Let $G$ be a doubly transitive subgroup of $S_n$ which contains an $n$-cycle, and let $G_{12}$ be the subgroup of $G$ consisting of all elements $g\in G$ for which $g(1)=1$ and $g(2)=2$. Then $G_{12}$ has an orbit on $\{3,4,...,n\}$ which is preserved by $N_{12}$, where $N$ is the normalizer of $G$ in $S_n$.

I can prove this by using the classification of doubly transitive groups with an $n$-cycle, which depends on the classification of finite simple groups. But I think there should be a 5-line proof which uses nothing more than the definition of double transitivity. Can anyone find such a proof?
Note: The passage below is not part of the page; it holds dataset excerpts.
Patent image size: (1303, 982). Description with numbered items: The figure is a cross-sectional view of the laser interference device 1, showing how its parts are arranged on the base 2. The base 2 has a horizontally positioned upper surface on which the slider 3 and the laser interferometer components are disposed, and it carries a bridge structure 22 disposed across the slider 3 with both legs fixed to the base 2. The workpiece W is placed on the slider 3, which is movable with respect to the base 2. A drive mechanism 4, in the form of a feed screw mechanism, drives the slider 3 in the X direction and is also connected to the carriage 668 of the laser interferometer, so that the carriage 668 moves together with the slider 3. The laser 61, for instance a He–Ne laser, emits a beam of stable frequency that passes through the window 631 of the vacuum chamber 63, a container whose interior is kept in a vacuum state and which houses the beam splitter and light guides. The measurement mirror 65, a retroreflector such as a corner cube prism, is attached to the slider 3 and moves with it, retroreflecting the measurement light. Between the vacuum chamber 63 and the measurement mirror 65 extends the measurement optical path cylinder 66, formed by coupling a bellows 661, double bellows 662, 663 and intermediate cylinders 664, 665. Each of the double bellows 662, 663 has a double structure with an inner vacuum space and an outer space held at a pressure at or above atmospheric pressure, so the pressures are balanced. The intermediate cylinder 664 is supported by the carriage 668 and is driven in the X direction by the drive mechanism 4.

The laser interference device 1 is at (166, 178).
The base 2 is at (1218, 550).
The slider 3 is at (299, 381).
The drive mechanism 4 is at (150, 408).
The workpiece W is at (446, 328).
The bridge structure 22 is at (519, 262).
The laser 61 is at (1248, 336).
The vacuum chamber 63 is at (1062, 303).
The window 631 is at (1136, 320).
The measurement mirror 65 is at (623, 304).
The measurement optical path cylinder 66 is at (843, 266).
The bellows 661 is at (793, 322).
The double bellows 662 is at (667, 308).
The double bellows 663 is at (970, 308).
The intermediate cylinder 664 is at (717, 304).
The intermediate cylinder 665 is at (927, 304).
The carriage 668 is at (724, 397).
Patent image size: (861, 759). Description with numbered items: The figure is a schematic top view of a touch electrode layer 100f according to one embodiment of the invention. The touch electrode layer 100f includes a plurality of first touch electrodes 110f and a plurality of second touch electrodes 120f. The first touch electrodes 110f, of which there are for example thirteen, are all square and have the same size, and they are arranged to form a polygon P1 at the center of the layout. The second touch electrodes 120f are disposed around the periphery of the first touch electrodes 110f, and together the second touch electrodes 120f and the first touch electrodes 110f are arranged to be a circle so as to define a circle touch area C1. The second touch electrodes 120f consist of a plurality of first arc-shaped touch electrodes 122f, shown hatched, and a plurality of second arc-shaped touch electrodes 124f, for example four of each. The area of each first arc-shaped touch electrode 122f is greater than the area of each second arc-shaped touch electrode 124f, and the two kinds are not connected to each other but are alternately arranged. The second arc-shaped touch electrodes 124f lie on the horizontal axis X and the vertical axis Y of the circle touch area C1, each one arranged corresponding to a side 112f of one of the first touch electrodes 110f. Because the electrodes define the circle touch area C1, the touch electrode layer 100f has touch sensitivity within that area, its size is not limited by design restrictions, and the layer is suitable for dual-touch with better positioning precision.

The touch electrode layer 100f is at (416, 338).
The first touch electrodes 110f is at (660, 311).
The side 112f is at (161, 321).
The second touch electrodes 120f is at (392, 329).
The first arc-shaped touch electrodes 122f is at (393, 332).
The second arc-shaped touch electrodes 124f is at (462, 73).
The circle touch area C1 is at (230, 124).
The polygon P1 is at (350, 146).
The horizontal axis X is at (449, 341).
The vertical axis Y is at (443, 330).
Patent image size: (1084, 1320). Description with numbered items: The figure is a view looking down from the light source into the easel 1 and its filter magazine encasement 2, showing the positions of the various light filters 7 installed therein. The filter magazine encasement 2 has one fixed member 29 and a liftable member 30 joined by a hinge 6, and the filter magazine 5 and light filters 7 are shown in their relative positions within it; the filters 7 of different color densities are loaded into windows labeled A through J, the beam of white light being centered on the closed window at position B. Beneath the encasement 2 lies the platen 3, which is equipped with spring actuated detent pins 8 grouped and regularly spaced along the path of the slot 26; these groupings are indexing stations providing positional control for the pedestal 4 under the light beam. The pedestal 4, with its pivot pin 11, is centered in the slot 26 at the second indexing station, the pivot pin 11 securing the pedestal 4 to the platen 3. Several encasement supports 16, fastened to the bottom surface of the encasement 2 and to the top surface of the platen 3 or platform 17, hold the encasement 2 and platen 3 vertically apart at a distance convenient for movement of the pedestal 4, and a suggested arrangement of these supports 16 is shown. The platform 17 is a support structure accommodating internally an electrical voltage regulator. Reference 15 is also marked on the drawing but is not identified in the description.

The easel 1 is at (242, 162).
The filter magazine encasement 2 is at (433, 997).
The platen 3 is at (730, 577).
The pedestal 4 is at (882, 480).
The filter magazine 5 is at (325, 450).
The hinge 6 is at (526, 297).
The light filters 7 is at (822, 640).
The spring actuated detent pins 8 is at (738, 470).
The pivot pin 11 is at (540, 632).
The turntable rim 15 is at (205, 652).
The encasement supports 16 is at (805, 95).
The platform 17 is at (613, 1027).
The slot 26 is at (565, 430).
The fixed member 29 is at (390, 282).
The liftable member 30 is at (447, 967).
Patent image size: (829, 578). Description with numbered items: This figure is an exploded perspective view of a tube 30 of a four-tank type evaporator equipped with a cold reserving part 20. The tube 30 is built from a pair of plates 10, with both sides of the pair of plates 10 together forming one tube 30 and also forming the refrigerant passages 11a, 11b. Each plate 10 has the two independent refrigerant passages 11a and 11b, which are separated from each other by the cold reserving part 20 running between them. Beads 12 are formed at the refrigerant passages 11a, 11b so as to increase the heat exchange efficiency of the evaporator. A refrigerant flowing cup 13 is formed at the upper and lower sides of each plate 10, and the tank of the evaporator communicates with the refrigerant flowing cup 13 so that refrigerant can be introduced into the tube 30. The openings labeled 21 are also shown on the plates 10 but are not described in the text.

The reason I believe that such a proof should exist is as follows. The main result of a 1954 paper by Uchiyama asserts that if $f(x)$ is a degree-$n$ polynomial in $\mathbf{F}_q[x]$ for which $\displaystyle\frac{f(x)-f(y)}{x-y}$ is absolutely irreducible, and if in addition the characteristic of $\mathbf{F}_q$ is sufficiently large compared to $n$, then the image set $f(\mathbf{F}_q)$ contains at least $q/2$ elements. In fact Uchiyama gives only part of the proof, and says he will give the full proof elsewhere; but his published papers do not contain the full proof. I can deduce Uchiyama's result from the group-theoretic assertion in a few lines, using tools Uchiyama knew. So I think this might be the proof he had in mind. Since he did not indicate that he used any nontrivial group theory, I suspect that if he had a proof of the group-theoretic result then it must have been very simple. The group-theoretic result is stronger than what Uchiyama needed, but still it seems like the most natural statement he might have tried to prove. I note that nowadays one can prove much more precise results than Uchiyama's by using tools developed in the past 60 years; but still it would be interesting to know whether there is indeed a simple proof along the lines I suggested, in case such a proof might provide further insights.